Remove unused layers and data frames—Check both the page layout and data views and ensure that your map document is clear of data frames and layers that are unrelated to the map's purpose. For example, if the page layout view contains data frames that will not be shown in any application that uses the service, remove the data frames.
Use definition queries appropriately—A definition query can act as a filter to limit the amount of data on the map, thereby causing it to be drawn faster. For example, if you're creating a map of a state and your feature class contains data for the entire country, you can use a definition query to display only those features that fall within the state boundaries. Be aware that some complex queries may negatively affect performance.
Simplify layer symbology—Complex symbols can take much longer to draw than simple symbols. Use simple line and fill symbols where possible, avoiding symbology that contains multiple layers, complicated dash patterns, hash lines, or outlines. Highway shield symbols may also slow drawing performance.
When using a picture fill symbol, you can improve performance by using an EMF file instead of a BMP.
One way to simplify some of the symbology in your map is to use the ESRI_Optimized style. This style contains both line and fill symbols that are designed to perform well while maintaining a visual appearance similar to their counterparts in the default Esri style. See Managing style contents in the ArcGIS Help to learn how to work with this style.
If you're creating a cached map service, simplifying your map does not affect the speed of the finished map delivery; it only affects the speed of the cache creation. If your cache already takes a reasonable amount of time to build, you may not need to worry about symbol simplification.
Use annotation instead of labels—Since labels require the computer to determine placement, it's generally faster to use an annotation layer.

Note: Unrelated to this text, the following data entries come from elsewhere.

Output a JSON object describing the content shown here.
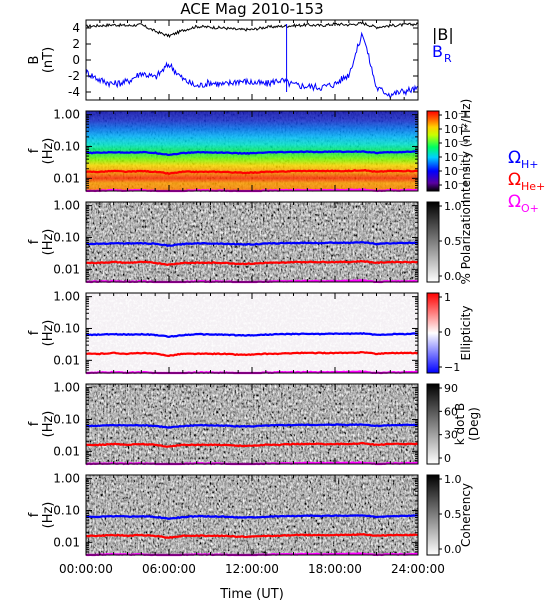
{
  "chart_data": {
    "title": "ACE Mag 2010-153",
    "xlabel": "Time (UT)",
    "x_ticks": [
      "00:00:00",
      "06:00:00",
      "12:00:00",
      "18:00:00",
      "24:00:00"
    ],
    "x_range_hours": [
      0,
      24
    ],
    "panels": [
      {
        "type": "line",
        "ylabel": "B",
        "yunit": "(nT)",
        "ylim": [
          -5,
          5
        ],
        "y_ticks": [
          "4",
          "2",
          "0",
          "-2",
          "-4"
        ],
        "series": [
          {
            "name": "|B|",
            "color": "#000000",
            "x": [
              0,
              1,
              2,
              3,
              4,
              5,
              6,
              7,
              8,
              9,
              10,
              11,
              12,
              13,
              14,
              15,
              16,
              17,
              18,
              19,
              20,
              21,
              22,
              23,
              24
            ],
            "y": [
              4.2,
              4.3,
              4.4,
              4.3,
              4.4,
              3.6,
              3.0,
              3.7,
              4.2,
              4.1,
              4.0,
              3.8,
              3.8,
              4.1,
              4.2,
              4.3,
              4.4,
              4.3,
              4.5,
              4.4,
              4.6,
              4.1,
              4.3,
              4.4,
              4.5
            ]
          },
          {
            "name": "B",
            "subscript": "R",
            "color": "#0000ff",
            "x": [
              0,
              1,
              2,
              3,
              4,
              5,
              6,
              7,
              8,
              9,
              10,
              11,
              12,
              13,
              14,
              15,
              16,
              17,
              18,
              19,
              20,
              21,
              22,
              23,
              24
            ],
            "y": [
              -1.5,
              -2.5,
              -3.0,
              -2.7,
              -1.6,
              -2.2,
              -0.5,
              -2.4,
              -3.3,
              -2.8,
              -3.1,
              -2.6,
              -2.8,
              -3.0,
              -2.5,
              -3.1,
              -3.3,
              -3.4,
              -3.0,
              -1.8,
              3.4,
              -3.5,
              -4.3,
              -3.9,
              -3.6
            ]
          }
        ]
      },
      {
        "type": "heatmap",
        "ylabel": "f",
        "yunit": "(Hz)",
        "colorbar_label": "Intensity (nT²/Hz)",
        "colorbar_ticks": [
          "10⁻¹",
          "10⁻²",
          "10⁻³",
          "10⁻⁴",
          "10⁻⁵",
          "10⁻⁶"
        ],
        "colorbar": "rainbow",
        "legend": [
          {
            "label": "Ω",
            "subscript": "H+",
            "color": "#0000ff"
          },
          {
            "label": "Ω",
            "subscript": "He+",
            "color": "#ff0000"
          },
          {
            "label": "Ω",
            "subscript": "O+",
            "color": "#ff00ff"
          }
        ]
      },
      {
        "type": "heatmap",
        "ylabel": "f",
        "yunit": "(Hz)",
        "colorbar_label": "% Polarization",
        "colorbar_ticks": [
          "1.0",
          "0.5",
          "0.0"
        ],
        "colorbar": "gray"
      },
      {
        "type": "heatmap",
        "ylabel": "f",
        "yunit": "(Hz)",
        "colorbar_label": "Ellipticity",
        "colorbar_ticks": [
          "1",
          "0",
          "−1"
        ],
        "colorbar": "bwr"
      },
      {
        "type": "heatmap",
        "ylabel": "f",
        "yunit": "(Hz)",
        "colorbar_label": "k dot B",
        "colorbar_label2": "(Deg)",
        "colorbar_ticks": [
          "90",
          "60",
          "30",
          "0"
        ],
        "colorbar": "gray"
      },
      {
        "type": "heatmap",
        "ylabel": "f",
        "yunit": "(Hz)",
        "colorbar_label": "Coherency",
        "colorbar_ticks": [
          "1.0",
          "0.5",
          "0.0"
        ],
        "colorbar": "gray"
      }
    ],
    "freq_ticks": [
      "1.00",
      "0.10",
      "0.01"
    ],
    "freq_range_hz": [
      0.004,
      1.3
    ],
    "gyrofrequency_lines": [
      {
        "name": "H+",
        "color": "#0000ff",
        "freq_hz": [
          0.062,
          0.064,
          0.066,
          0.065,
          0.066,
          0.063,
          0.055,
          0.062,
          0.066,
          0.065,
          0.064,
          0.061,
          0.061,
          0.064,
          0.066,
          0.067,
          0.068,
          0.067,
          0.069,
          0.068,
          0.07,
          0.063,
          0.066,
          0.067,
          0.069
        ]
      },
      {
        "name": "He+",
        "color": "#ff0000",
        "freq_hz": [
          0.016,
          0.016,
          0.017,
          0.016,
          0.017,
          0.016,
          0.014,
          0.016,
          0.016,
          0.016,
          0.016,
          0.015,
          0.015,
          0.016,
          0.016,
          0.017,
          0.017,
          0.017,
          0.017,
          0.017,
          0.018,
          0.016,
          0.017,
          0.017,
          0.017
        ]
      },
      {
        "name": "O+",
        "color": "#ff00ff",
        "freq_hz": [
          0.004,
          0.0041,
          0.0042,
          0.0041,
          0.0042,
          0.004,
          0.0035,
          0.004,
          0.0042,
          0.0041,
          0.0041,
          0.0039,
          0.0039,
          0.0041,
          0.0042,
          0.0042,
          0.0043,
          0.0042,
          0.0043,
          0.0043,
          0.0044,
          0.004,
          0.0042,
          0.0042,
          0.0043
        ]
      }
    ]
  }
}
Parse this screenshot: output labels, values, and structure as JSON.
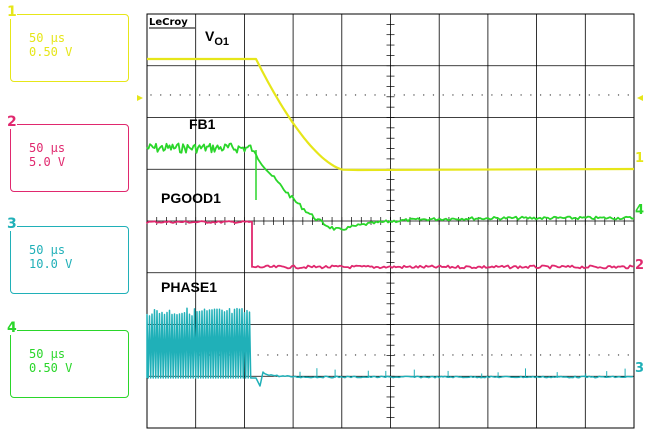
{
  "chart_data": {
    "type": "line",
    "instrument": "LeCroy",
    "grid": true,
    "channels": [
      {
        "id": "1",
        "time_div": "50 µs",
        "volt_div": "0.50 V",
        "color": "#e6e619"
      },
      {
        "id": "2",
        "time_div": "50 µs",
        "volt_div": "5.0 V",
        "color": "#e0286e"
      },
      {
        "id": "3",
        "time_div": "50 µs",
        "volt_div": "10.0 V",
        "color": "#20b0b8"
      },
      {
        "id": "4",
        "time_div": "50 µs",
        "volt_div": "0.50 V",
        "color": "#2ad62a"
      }
    ],
    "traces": [
      {
        "name": "VO1",
        "channel": "1",
        "color": "#e6e619"
      },
      {
        "name": "FB1",
        "channel": "4",
        "color": "#2ad62a"
      },
      {
        "name": "PGOOD1",
        "channel": "2",
        "color": "#e0286e"
      },
      {
        "name": "PHASE1",
        "channel": "3",
        "color": "#20b0b8"
      }
    ],
    "end_markers": [
      "1",
      "4",
      "2",
      "3"
    ]
  }
}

Simplify labels—If your map contains labels, use the label and feature conflict weights sparingly. Halos, offsets, and other label effects also slow down performance.
Set scale-dependent rendering for labels—When a map is zoomed out, more labels need to be drawn, which takes time. Examine your map document and determine whether some labels do not need to be shown at smaller scales.
Use the same coordinate system for your data and map—When your source data and your map document have differing coordinate systems, your data has to be projected on the fly, thereby slowing performance. For optimal performance, use the same coordinate system for both your data and your map document. If this is not possible, make sure appropriate geographic transformations are applied to the layers that need to be projected on the fly.
Adjust the length of time the browser will use a response in its cache—When your map is viewed in a web browser, the map image response from the server is cached by the browser and reused for a certain period of time. Depending on how your map service and its associated data are used in applications, you may consider adjusting the length of time the browser will use a response in its cache. For details, see Improve map service display performance.
If you're going to use this map for network analysis on the server, you need to include a network analysis layer that references a network dataset. When you publish the map service, you have the option to enable Network Analysis capabilities. This creates a web service for executing network analysis tasks on your map.